3. Hukuk Dairesi 2017/5455 E. , 2018/1791 K.
"İçtihat Metni"MAHKEMESİ :SULH HUKUK MAHKEMESİ
Taraflar arasındaki kira bedelinin tespiti davasının mahkemece yapılan yargılaması sonucunda, davanın kısmen kabulüne yönelik olarak verilen hükmün, süresi içinde davacı ve davalı tarafından temyiz edilmesi üzerine; temyiz dilekçesinin kabulüne karar verildikten sonra, dosya içerisindeki kağıtlar okunup gereği düşünüldü:
Y A R G I T A Y K A R A R I
Davacı, dava konusu taşınmazın 15/05/2008 başlangıç tarihli 10 yıllık kira sözleşmesi ile davalı şirkete kiraya verildiğini, aylık kira bedelinin net 23.000,00.TL olduğunu, kira bedelinin her yıl ÜFE+TÜFE oranında artırılacağını, davalı tarafından aradan geçen süreye rağmen hiç kira artışı yapılmadığını belirterek kira bedelinin 15/05/2013 tarihinden geçerli olmak üzere aylık net 40.000,00.TL olarak tespitine, 15/05/2013 başlangıç tarihli kira döneminden itibaren işletilecek yasal faiz ile tahsiline, karar verilmesini istemiştir.

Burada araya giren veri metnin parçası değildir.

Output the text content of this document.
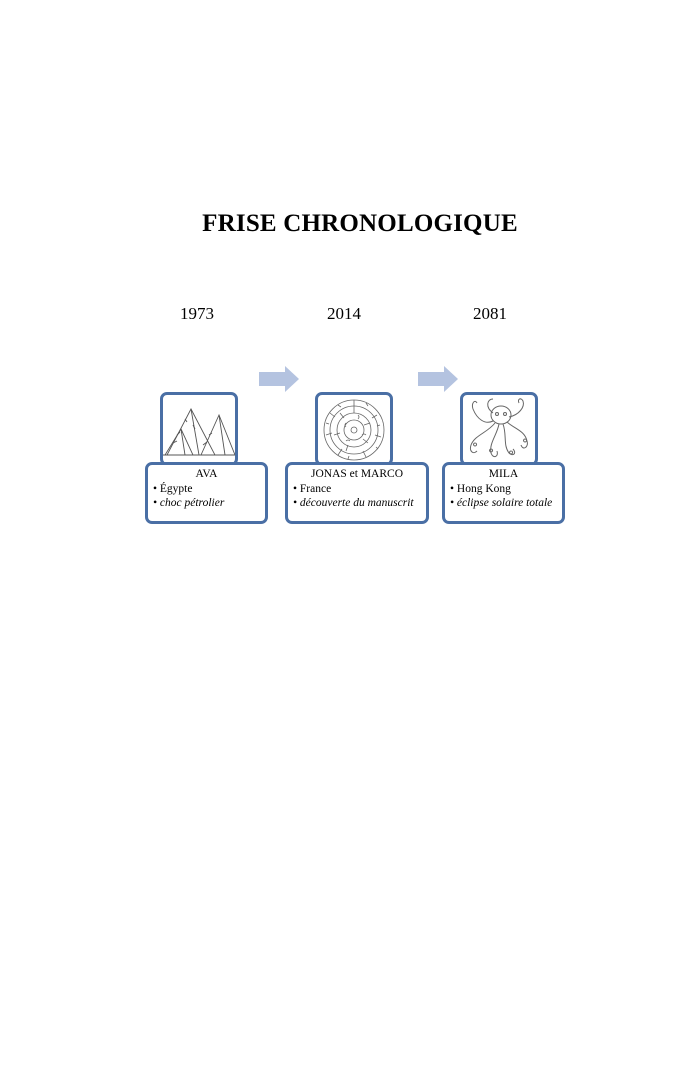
FRISE CHRONOLOGIQUE
1973	2014	2081
AVA
• Égypte
• choc pétrolier
JONAS et MARCO
• France
• découverte du manuscrit
MILA
• Hong Kong
• éclipse solaire totale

Davalı, davacının artış talebinin güncel koşullara, ekonomik şartlara, rayiç bedellere aykırı olduğunu ve istenen bedelin fahiş olduğunu belirterek davanın reddini savunmuştur.
Mahkemece, davanın kısmen kabulü ile dava konusu mecurun 15/05/2013 tarihinden itibaren kira bedelinin 28.027,48.TL olarak tespitine, karar verilmiş, hüküm davacı ve davalı tarafından temyiz edilmesi üzerine, Yargıtay 6. Hukuk Dairesinin 11/02/2015 Tarih ve 2014/13763 Esas 2015/1173 Karar sayılı ilamıyla bozulmuştur. Mahkemece bu defa mecurun 15/05/2015 tarihinden itibaren kira bedelinin net 33.779,84 TL (brüt 42.224,80 TL) olarak tespitine karar verilmiş, hüküm taraf vekillerince temyiz edilmiştir.
1- Dosyadaki yazılara, kararın bozmaya uygun olmasına ve delillerin takdirinde bir isabetsizlik bulunmamasına göre davalının tüm ve davacının aşağıdaki bendin kapsamı dışında kalan sair temyiz itirazlarının reddi gerekir.
2- Davada dayanılan ve hükme esas alınan 15.05.2008 başlangıç tarihli, 10 yıl süreli ve aylık 23.000 TL bedelli kira sözleşmesi konusunda taraflar arasında uyuşmazlık bulunmamaktadır. Kira sözleşmesinin özel koşullarının 10. maddesinde; "Kira tutarı kira başlangıç tarihinden itibaren aynı dönemin geriye doğru on iki aylık DİE enflasyon rakamları olan ÜFE+TÜFE/2 oranında arttırılarak ikinci yılın kirası belirlenecektir. Diğer yıllarda aynı şekilde kira artışı uygulanacaktır." şeklinde ifade edilen artış şartı mevcuttur. Mahkemece hükme esas alınan ek bilirkişi raporunda; bozma ilamı kapsamında yapılan incelemede net olarak kararlaştırılan aylık 23.000.TL kira bedeline, %18 KDV eklenmek suretiyle brüt kira bedeli ilk yıl için 27.140,00 TL olarak tespit edilmiş, bu bedel üzerinden her yıl on iki aylık DİE enflasyon rakamları olan ÜFE+TÜFE/2 oranında artış yapılmak suretiyle altıncı yıl kira bedeli brüt 42.224,80 TL olarak hesaplanmıştır. Ancak mahkemece bilirkişi raporuna aykırı olarak, brüt kira bedelinden stopaj kesintisi yapılarak net kira bedelinin 33.779,84 TL olarak tespit edilmesi doğru görülmemiş, bozmayı gerektirmiştir.
SONUÇ: Yukarıda birinci bentte açıklanan nedenlerle davalının tüm ve davacının sair temyiz itirazlarının reddine, ikinci bentte açıklanan nedenle hükmün HUMK.nun 428. maddesi gereğince davacı yararına BOZULMASINA, peşin alınan temyiz harcının istek halinde temyiz edene iadesine, 6100 sayılı HMK"nun Geçici Madde 3 atfıyla 1086 sayılı HUMK"nun 440. maddesi gereğince karar düzeltme yolu kapalı olmak üzere, 28.02.2018 gününde oybirliğiyle karar verildi.